Prometric boasts that it operates over 8,000 test centers across 180 countries and administers hundreds of exams. You can expect a secure internet connection and professional proctors at their test centers. Prometric uses in-person proctors to supervise test-takers. That means Prometric proctors cannot take over your cursor or keyboard, unlike the remote proctors of the at-home LSAT. These test centers can be a good option if you do not have a comfortable, quiet, or private location to take the exam or your internet connection is not strong enough to guarantee a secure connection through the test.

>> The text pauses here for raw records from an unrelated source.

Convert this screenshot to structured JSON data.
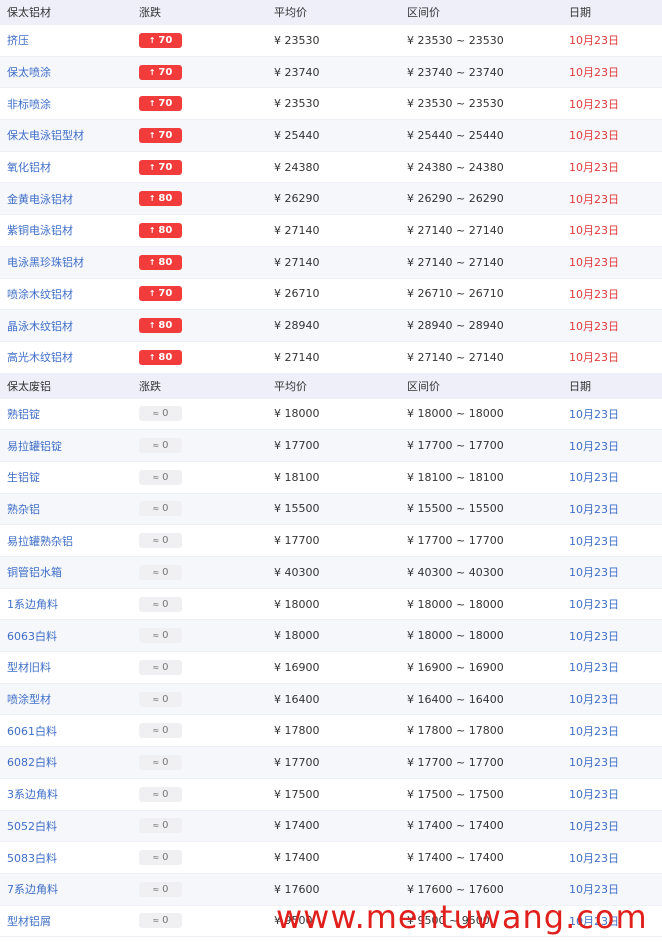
{
  "section1": {
    "headers": {
      "name": "保太铝材",
      "change": "涨跌",
      "avg": "平均价",
      "range": "区间价",
      "date": "日期"
    },
    "rows": [
      {
        "name": "挤压",
        "change": "70",
        "avg": "¥ 23530",
        "range": "¥ 23530 ~ 23530",
        "date": "10月23日"
      },
      {
        "name": "保太喷涂",
        "change": "70",
        "avg": "¥ 23740",
        "range": "¥ 23740 ~ 23740",
        "date": "10月23日"
      },
      {
        "name": "非标喷涂",
        "change": "70",
        "avg": "¥ 23530",
        "range": "¥ 23530 ~ 23530",
        "date": "10月23日"
      },
      {
        "name": "保太电泳铝型材",
        "change": "70",
        "avg": "¥ 25440",
        "range": "¥ 25440 ~ 25440",
        "date": "10月23日"
      },
      {
        "name": "氧化铝材",
        "change": "70",
        "avg": "¥ 24380",
        "range": "¥ 24380 ~ 24380",
        "date": "10月23日"
      },
      {
        "name": "金黄电泳铝材",
        "change": "80",
        "avg": "¥ 26290",
        "range": "¥ 26290 ~ 26290",
        "date": "10月23日"
      },
      {
        "name": "紫铜电泳铝材",
        "change": "80",
        "avg": "¥ 27140",
        "range": "¥ 27140 ~ 27140",
        "date": "10月23日"
      },
      {
        "name": "电泳黑珍珠铝材",
        "change": "80",
        "avg": "¥ 27140",
        "range": "¥ 27140 ~ 27140",
        "date": "10月23日"
      },
      {
        "name": "喷涂木纹铝材",
        "change": "70",
        "avg": "¥ 26710",
        "range": "¥ 26710 ~ 26710",
        "date": "10月23日"
      },
      {
        "name": "晶泳木纹铝材",
        "change": "80",
        "avg": "¥ 28940",
        "range": "¥ 28940 ~ 28940",
        "date": "10月23日"
      },
      {
        "name": "高光木纹铝材",
        "change": "80",
        "avg": "¥ 27140",
        "range": "¥ 27140 ~ 27140",
        "date": "10月23日"
      }
    ]
  },
  "section2": {
    "headers": {
      "name": "保太废铝",
      "change": "涨跌",
      "avg": "平均价",
      "range": "区间价",
      "date": "日期"
    },
    "rows": [
      {
        "name": "熟铝锭",
        "change": "0",
        "avg": "¥ 18000",
        "range": "¥ 18000 ~ 18000",
        "date": "10月23日"
      },
      {
        "name": "易拉罐铝锭",
        "change": "0",
        "avg": "¥ 17700",
        "range": "¥ 17700 ~ 17700",
        "date": "10月23日"
      },
      {
        "name": "生铝锭",
        "change": "0",
        "avg": "¥ 18100",
        "range": "¥ 18100 ~ 18100",
        "date": "10月23日"
      },
      {
        "name": "熟杂铝",
        "change": "0",
        "avg": "¥ 15500",
        "range": "¥ 15500 ~ 15500",
        "date": "10月23日"
      },
      {
        "name": "易拉罐熟杂铝",
        "change": "0",
        "avg": "¥ 17700",
        "range": "¥ 17700 ~ 17700",
        "date": "10月23日"
      },
      {
        "name": "铜管铝水箱",
        "change": "0",
        "avg": "¥ 40300",
        "range": "¥ 40300 ~ 40300",
        "date": "10月23日"
      },
      {
        "name": "1系边角料",
        "change": "0",
        "avg": "¥ 18000",
        "range": "¥ 18000 ~ 18000",
        "date": "10月23日"
      },
      {
        "name": "6063白料",
        "change": "0",
        "avg": "¥ 18000",
        "range": "¥ 18000 ~ 18000",
        "date": "10月23日"
      },
      {
        "name": "型材旧料",
        "change": "0",
        "avg": "¥ 16900",
        "range": "¥ 16900 ~ 16900",
        "date": "10月23日"
      },
      {
        "name": "喷涂型材",
        "change": "0",
        "avg": "¥ 16400",
        "range": "¥ 16400 ~ 16400",
        "date": "10月23日"
      },
      {
        "name": "6061白料",
        "change": "0",
        "avg": "¥ 17800",
        "range": "¥ 17800 ~ 17800",
        "date": "10月23日"
      },
      {
        "name": "6082白料",
        "change": "0",
        "avg": "¥ 17700",
        "range": "¥ 17700 ~ 17700",
        "date": "10月23日"
      },
      {
        "name": "3系边角料",
        "change": "0",
        "avg": "¥ 17500",
        "range": "¥ 17500 ~ 17500",
        "date": "10月23日"
      },
      {
        "name": "5052白料",
        "change": "0",
        "avg": "¥ 17400",
        "range": "¥ 17400 ~ 17400",
        "date": "10月23日"
      },
      {
        "name": "5083白料",
        "change": "0",
        "avg": "¥ 17400",
        "range": "¥ 17400 ~ 17400",
        "date": "10月23日"
      },
      {
        "name": "7系边角料",
        "change": "0",
        "avg": "¥ 17600",
        "range": "¥ 17600 ~ 17600",
        "date": "10月23日"
      },
      {
        "name": "型材铝屑",
        "change": "0",
        "avg": "¥ 9500",
        "range": "¥ 9500 ~ 9500",
        "date": "10月23日"
      }
    ]
  },
  "icons": {
    "up": "arrow-up-icon",
    "flat": "approx-icon"
  },
  "colors": {
    "up_badge": "#f23b3b",
    "date_red": "#e03a3a",
    "link_blue": "#3f6fc8",
    "header_bg": "#eeeff9"
  },
  "watermark": "www.mentuwang.com"
}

That said, don't expect an entirely distraction-free experience at a Prometric test center. In all likelihood, several test-takers will take several different exams while you complete the LSAT. These test-takers may finish their exams before you and produce some noise as they gather their materials and leave the test center. If you find this level of noise and movement distracting, a Prometric test center may not be right for you.
A few test-takers must take the LSAT at a Prometric test center. If you do not have the equipment to take the at-home LSAT, you will need to sign up to take the exam at Prometric. Before the LSAT was offered at test centers, LSAC shipped Microsoft tablets to test-takers who didn't have the necessary equipment and provided hotel vouchers to test-takers who needed to rent a room to have a suitable test venue. However, LSAC suspended these programs when it began offering the LSAT at test centers in August 2023.

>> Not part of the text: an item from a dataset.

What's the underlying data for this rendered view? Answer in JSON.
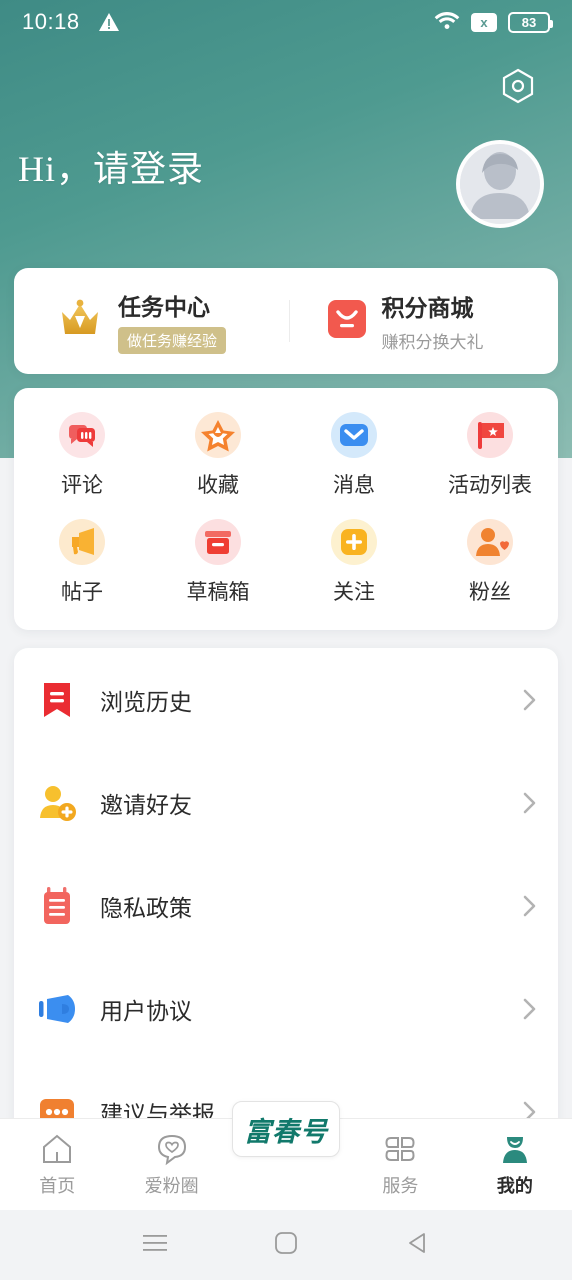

Those who receive certain test accommodations, like a paper-and-pencil version of the test, and international test-takers are also encouraged to take the test at a test center.
Assuming you can choose where to take the LSAT, consider the above pros and cons of each option and how they relate to your circumstances. If you decide to take the exam at a test center, you must sign up for a spot at least thirty days before your LSAT. You can, however, decide to switch to the remote option up to three days before your LSAT. If you select the at-home option, you can only change to the test center option if you opt to do so at least thirty days before your LSAT.
How to prepare for the remote option
If you opt for the remote test option, try to create a dedicated study space. This study space should allow you to study for the LSAT comfortably and with minimal distractions and, ideally, be easily converted into a space where you can take the real LSAT. That means this should be a private room that meets the remote testing requirements.
Studying in the same place where you’ll take the test can help you take advantage of the "state-dependent learning" phenomenon discussed above. Likewise, try to schedule the exam for the same time you typically study. About a week before you're scheduled to take the exam, you'll get an email inviting you to select the time slot when you'll take the exam. Choose a slot that's during the time you normally study for the LSAT. Unless your schedule forces you to study really early in the morning or late at night, the time you usually study for the LSAT is when you'll perform at the peak of your LSAT abilities.
How to prepare for the in-person option
If you plan to take the exam at a test center, try to study as much as possible in quiet public spaces, like a library. Starting a few weeks before the exam, take all of your practice exams in these public places. This will help you become accustomed to the minor distractions and ambient sounds at a Prometric test center. As we noted above, other test-takers may finish their exams before you and can distract you as they exit the test center. Getting used to this noise level by taking practice tests in a public space can reduce the likelihood that these noises will distract you or negatively affect your test experience.